How You Actually Get to $300k: Internal Brand
The under-discussed lever is the brand you build inside your own company. When you're known as someone who works hard, does the right things, and runs tight sales cycles, executives want into your deals and it gets easier to pull resources. That reputation is built over time, and it's a big part of how you reach $300k.
The SDR to SMB to mid-market climb is fairly structured: hit your KPIs and things happen. Enterprise is different. It often takes two to three years to get the flywheel going. Reps sleep on that and enter a death spiral: less than a year at a company, jump, repeat, until they're a founding AE at an AI startup hoping it works out.
One more note for anyone eyeing tech sales from high-ticket, solar, or auto sales: the nuance, repetition, and muscle memory of complex deal cycles is exactly why you can't jump straight from high-ticket closing to enterprise AE. It's a different game. They ladder the roles this way for a reason, the skills compound.
FAQ
Q: Do you make the most money as an enterprise AE?
A: Not always. Plenty of reps make more in mid-market than enterprise, and that's arguably more often than not the case. Enterprise is an investment that can take years to pay off.
Q: How long does it take to ramp in an enterprise role?
A: In a green-field territory where you're not inheriting deals, expect 12 to 18 months to get the flywheel going and close anything meaningful, often two to three years to really hit your stride.
Q: What's the biggest mistake reps make moving from SMB to enterprise?
A: Staying single-threaded and pushing too hard for next steps. Enterprise deals have more stakeholders, more politics, and longer cycles, and the SMB pace turns buyers off.
Q: What actually makes a good discovery call at enterprise?
A: Building credibility, not asking the most questions. You're earning access to stakeholders, framing the problem, and proving you're worth working with, not closing on call one.
Q: Can I skip straight to enterprise AE from high-ticket closing?
A: No. The skills you build in SMB and mid-market (pattern recognition, working internally, reading red flags) are what prepare you for the complexity of enterprise deals.

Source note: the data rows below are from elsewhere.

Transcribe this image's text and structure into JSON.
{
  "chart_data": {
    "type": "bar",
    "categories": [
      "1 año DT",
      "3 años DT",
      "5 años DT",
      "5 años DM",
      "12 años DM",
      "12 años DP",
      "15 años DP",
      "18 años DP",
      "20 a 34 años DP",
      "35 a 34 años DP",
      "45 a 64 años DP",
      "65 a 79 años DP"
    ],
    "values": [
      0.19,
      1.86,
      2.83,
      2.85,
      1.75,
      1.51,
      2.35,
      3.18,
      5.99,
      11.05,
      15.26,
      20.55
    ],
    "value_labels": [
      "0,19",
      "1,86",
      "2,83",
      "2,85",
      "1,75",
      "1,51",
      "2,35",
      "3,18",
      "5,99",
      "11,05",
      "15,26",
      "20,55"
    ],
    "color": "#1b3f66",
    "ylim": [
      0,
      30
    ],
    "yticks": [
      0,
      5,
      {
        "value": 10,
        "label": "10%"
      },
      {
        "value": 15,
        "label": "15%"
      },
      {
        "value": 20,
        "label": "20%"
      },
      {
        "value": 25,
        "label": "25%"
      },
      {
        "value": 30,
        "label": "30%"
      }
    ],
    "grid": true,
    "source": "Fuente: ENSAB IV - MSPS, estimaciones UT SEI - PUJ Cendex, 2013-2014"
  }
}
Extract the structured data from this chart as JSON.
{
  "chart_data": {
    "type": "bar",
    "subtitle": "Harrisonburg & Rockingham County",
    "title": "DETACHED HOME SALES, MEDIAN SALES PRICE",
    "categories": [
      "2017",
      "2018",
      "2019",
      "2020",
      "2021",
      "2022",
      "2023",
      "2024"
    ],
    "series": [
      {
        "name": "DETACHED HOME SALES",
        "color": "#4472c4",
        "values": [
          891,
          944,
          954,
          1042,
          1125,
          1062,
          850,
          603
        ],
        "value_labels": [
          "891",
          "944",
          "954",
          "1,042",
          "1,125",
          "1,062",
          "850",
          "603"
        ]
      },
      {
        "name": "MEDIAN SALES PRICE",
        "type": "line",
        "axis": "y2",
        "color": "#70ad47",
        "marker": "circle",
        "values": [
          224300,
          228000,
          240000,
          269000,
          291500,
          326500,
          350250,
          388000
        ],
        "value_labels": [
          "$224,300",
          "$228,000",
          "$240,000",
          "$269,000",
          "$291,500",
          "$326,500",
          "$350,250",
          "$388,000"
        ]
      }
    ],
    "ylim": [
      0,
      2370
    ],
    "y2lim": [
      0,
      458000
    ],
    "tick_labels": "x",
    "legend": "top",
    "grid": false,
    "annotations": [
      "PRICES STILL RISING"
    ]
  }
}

Ready to Make the Jump to Enterprise?
If you're an AE trying to make the jump to mid-market or enterprise and actually reach that $300k level, that's exactly what we built AE Mastery for. It's the playbook for running complex deal cycles, managing stakeholders, and building the internal brand that gets you there.
TL;DR
- The AE path runs SMB to mid-market to enterprise, and the job changes completely at each level. SMB rewards speed and volume; enterprise rewards orchestrating stakeholders and process.
- Discovery is a credibility exercise, not a question checklist. Go in to teach and frame the problem, especially up market.
- Enterprise is an investment. Green-field territories take 12-18 months to ramp, often 2-3 years to hit stride. Learn delayed gratification.
- Reverse-engineer your quota and start closest to the money: renewals, open opps, install base, then net-new.
- $300k comes from skill plus timing plus the internal brand you build. More reps make it in mid-market than you'd think.